Noting that “everybody’s ready for a sentencing today,” the judge suggests that there is not “much to be gained” by delaying the sentencing to await the government’s submission of a corrected memorandum. To this defense counsel responds: “As long as the record is corrected, Your Honor.” Both sides then proceed with the allocutions with the prosecutor stating that, in the government’s view, “a ten-year sentence is very generous in this case.” Again, defense counsel does not object. The judge ultimately sentences the defendant to the recommended 10 years.
This was the fact scenario facing the D.C. Court of Appeals in Clark v. United States, ___ A.3d ___ (D.C. 2012). The defendant asserted on appeal that the prosecutor violated the plea agreement by recommending a twenty-year sentence after the government promised to cap its allocution at ten years. He further contended that the government compounded the problem, even after the twenty-year recommendation had been withdrawn, by arguing that a ten-year sentence would be “very generous.” The requested remedy was a vacation of the defendant’s sentence and the defendant’s re-sentencing by a different judge.
The Court agreed that the prosecutor’s breach of the plea agreement was both “grave and inexcusable”: “This is an imperfect world, and even well-intentioned people make mistakes, but this error had potentially devastating consequences, and it is not to be readily excused.” The Court also agreed that the prosecutor then compounded the problem by expressing dissatisfaction with the agreement as “very generous.”
The practical consequences of the prosecutor’s breach may not have been easy to dissipate. To quote Judge Gewin’s memorable articulation in Dunn v. United States, 307 F.2d 883, 886 (5th Cir. 1962), “one cannot unring a bell; after the thrust of the saber it is difficult to forget the wound; and finally, if you throw a skunk into the jury box, you can’t instruct the jury not to smell it.”
At the same time, the Court noted that a trial judge, as opposed to members of a jury, is
presumed to have a trained and disciplined judicial intellect, which in a nonjury trial can receive evidence, rule on its admissibility, and discard from his eventual decision on the merits that evidence which he has ruled inadmissible for the purposes of his decision.
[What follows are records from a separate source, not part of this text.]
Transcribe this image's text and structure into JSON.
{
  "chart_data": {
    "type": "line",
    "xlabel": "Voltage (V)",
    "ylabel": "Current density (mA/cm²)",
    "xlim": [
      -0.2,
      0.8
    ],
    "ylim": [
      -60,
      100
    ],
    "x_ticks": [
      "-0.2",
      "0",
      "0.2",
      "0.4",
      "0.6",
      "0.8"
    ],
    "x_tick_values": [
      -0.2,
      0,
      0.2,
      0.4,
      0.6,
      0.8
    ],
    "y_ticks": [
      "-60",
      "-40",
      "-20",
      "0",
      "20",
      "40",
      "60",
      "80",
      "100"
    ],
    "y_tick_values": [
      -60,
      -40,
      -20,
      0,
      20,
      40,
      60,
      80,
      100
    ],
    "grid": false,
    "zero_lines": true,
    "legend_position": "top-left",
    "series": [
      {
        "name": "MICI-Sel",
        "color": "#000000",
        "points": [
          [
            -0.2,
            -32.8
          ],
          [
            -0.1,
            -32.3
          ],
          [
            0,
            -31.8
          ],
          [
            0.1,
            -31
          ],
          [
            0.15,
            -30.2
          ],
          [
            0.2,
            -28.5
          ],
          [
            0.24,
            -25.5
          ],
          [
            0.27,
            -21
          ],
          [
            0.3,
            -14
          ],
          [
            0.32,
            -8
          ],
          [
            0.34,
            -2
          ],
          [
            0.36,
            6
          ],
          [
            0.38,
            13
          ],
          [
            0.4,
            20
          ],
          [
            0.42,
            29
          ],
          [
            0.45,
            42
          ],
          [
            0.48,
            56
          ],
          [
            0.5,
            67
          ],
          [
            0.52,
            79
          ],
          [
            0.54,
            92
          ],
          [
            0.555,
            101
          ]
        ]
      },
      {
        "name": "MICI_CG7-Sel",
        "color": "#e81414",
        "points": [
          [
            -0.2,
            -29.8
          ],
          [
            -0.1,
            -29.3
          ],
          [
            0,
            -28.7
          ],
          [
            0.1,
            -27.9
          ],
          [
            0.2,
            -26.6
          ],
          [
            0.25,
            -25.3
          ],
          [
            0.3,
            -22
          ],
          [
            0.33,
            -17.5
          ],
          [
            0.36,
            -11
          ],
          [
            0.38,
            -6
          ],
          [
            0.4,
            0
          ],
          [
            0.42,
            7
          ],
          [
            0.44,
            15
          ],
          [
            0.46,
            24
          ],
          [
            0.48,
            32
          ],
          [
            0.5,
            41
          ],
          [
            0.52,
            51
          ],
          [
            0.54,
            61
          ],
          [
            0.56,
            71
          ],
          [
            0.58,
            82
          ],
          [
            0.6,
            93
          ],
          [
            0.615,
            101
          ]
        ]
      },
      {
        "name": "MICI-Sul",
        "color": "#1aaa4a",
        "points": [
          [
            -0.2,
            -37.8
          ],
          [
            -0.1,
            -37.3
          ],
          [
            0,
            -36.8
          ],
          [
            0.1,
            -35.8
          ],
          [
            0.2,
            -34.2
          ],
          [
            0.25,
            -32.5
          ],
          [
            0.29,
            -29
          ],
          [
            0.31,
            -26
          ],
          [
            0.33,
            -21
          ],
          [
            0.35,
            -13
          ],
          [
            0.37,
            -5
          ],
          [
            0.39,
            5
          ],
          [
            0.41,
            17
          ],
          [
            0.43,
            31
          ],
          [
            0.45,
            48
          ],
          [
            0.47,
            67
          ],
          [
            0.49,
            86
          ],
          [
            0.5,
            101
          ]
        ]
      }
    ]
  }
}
This mental discipline is supposed to be part of the resources which the trial judge brings to his task . . .
The Court also noted that defense counsel failed to object to either retention of the sentencing by the potentially contaminated judge or to “the time or manner in which the judge proposed to proceed.” After all, wrote the Court, it “has been the law of this jurisdiction for more than a century that . . . a party cannot be heard to complain in an appellate court of that which he has co-operated in a lower court.” Concluding that it did not believe that “anything that the judge did or failed to do seriously affected the fairness, integrity or public reputation of the proceedings,” it thus denied the appeal.